Imagine feeling this way…@shadihamid pic.twitter.com/g6gMZkF8uw
— CJK (@CJK2189) January 29, 2023
There’s so much wrong with that; I am not sure where to start. First, by thanking the Twitter user for grabbing the screenshot. Next, with the idea that apparently jerseys are so embarrassing they shouldn’t be worn publicly, even on game day. If you buy somebody’s jersey, which is not inexpensive, it means that you like the player. It’s hardly social faux pus to signal that there is somebody else in the world that you actually like and support.
“Orienting your whole day around getting excited” is also not an idea worth condemning. I’m excited for other people when they have things that they enjoy. Are you a video gamer? Cool, I support you. Do you watch makeup tutorials and follow beauty blogger drama? Neat, give me a mascara recommendation. Are you training your dog to be a competitive jumper? Wow, that’s amazing, go for it!
There is little more concerning than when adults wake up in a world of monotony and can’t find a single thing that brings them an ounce of happiness, and have nothing to look forward to. That’s what I do not wish for others. So, I don’t care how trivial your pastime might seem, I’m just happy that you found a way to be happy.

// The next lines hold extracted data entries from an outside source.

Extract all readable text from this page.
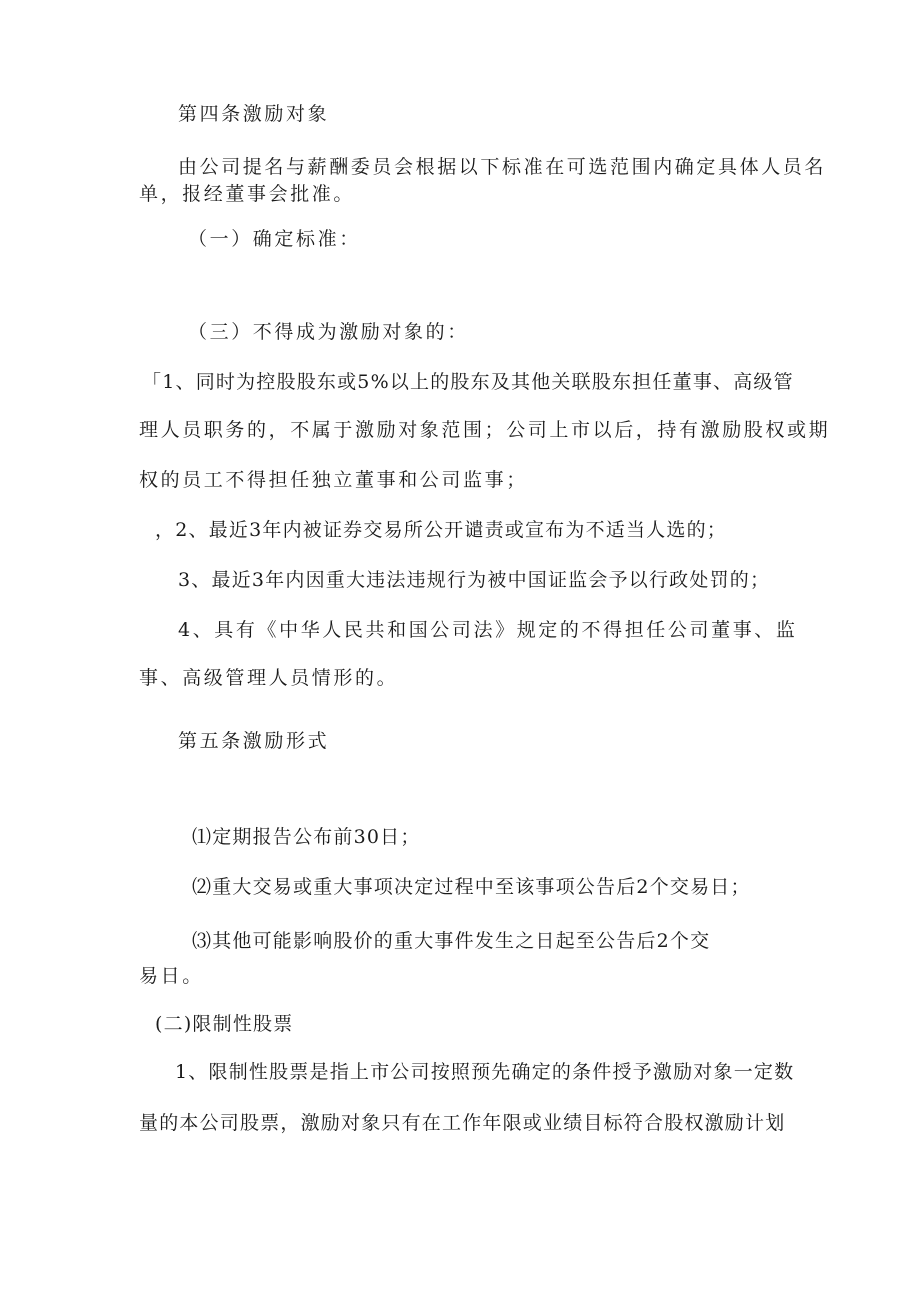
第四条激励对象
由公司提名与薪酬委员会根据以下标准在可选范围内确定具体人员名
单，报经董事会批准。
（一）确定标准：
（三）不得成为激励对象的：
「1、同时为控股股东或5%以上的股东及其他关联股东担任董事、高级管
理人员职务的，不属于激励对象范围；公司上市以后，持有激励股权或期
权的员工不得担任独立董事和公司监事；
，2、最近3年内被证券交易所公开谴责或宣布为不适当人选的；
3、最近3年内因重大违法违规行为被中国证监会予以行政处罚的；
4、具有《中华人民共和国公司法》规定的不得担任公司董事、监
事、高级管理人员情形的。
第五条激励形式
⑴定期报告公布前30日；
⑵重大交易或重大事项决定过程中至该事项公告后2个交易日；
⑶其他可能影响股价的重大事件发生之日起至公告后2个交
易日。
(二)限制性股票
1、限制性股票是指上市公司按照预先确定的条件授予激励对象一定数
量的本公司股票，激励对象只有在工作年限或业绩目标符合股权激励计划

I sensed aspects of elitism in Hamid’s tweet, first, the word “curmudgeon” is not how your average working-class football fan would say it. I would say that you’re a stick in the mud, maybe a party pooper, or a “Karen.” But, if you’re a cut above the Philly footballers then you use words with frill. There is an implication with the way the sport was described as “running into each other with helmets”, a very archaic descriptor that illustrates it as a game for cavemen, without any intellectual skills required. Except, knowing the rules is pretty important. If Hamid had ever brushed up on the topic he might know that “running into each other with helmets” sounds like illegal use of the helmet in the NFL, a foul that would result in the loss of 15 yards.
But, I digress. I think the worst aspect of Hamid’s low level-take on Philly football fans, or any sports fans, is that not long ago the nation saw that at the heart of the sport was a sense of community. The humanity of NFL clubs, players, and fans was on display in the wake of Buffalo Bills’ player Damar Hamlin’s near-death cardiac event during a Monday night football game.
As for blatant hypocrisy, we can see that Hamid did not have the same opinion of Croatia’s soccer “enthusiasts”, which he compared to a “communal religious experience”.
wont call you a carmudgeon, just gonna call you a dork like eveyone else pic.twitter.com/oBDOosQzNH
— John Barchard (@JohnBarchard) January 29, 2023
Maybe Hamid had a change of heart and will sit with the locals and enjoy a few hours of camaraderie on a Sunday. But if not, I’ve heard about enough criticism for audiences that spend a few hours of their weekend, for just part of the year, spectating something they enjoy.
I grew up watching football with my dad. The jersey I will be wearing, yes publicly, was a gift from him. A gift that arrives every birthday. And, every year I cherish that tradition and gesture and try to push away the thoughts that one year, I’ll unknowingly open the last birthday box.
So, stop taking things from people. Let us have our day. Yes, it’s kind of silly– that’s called reprieve.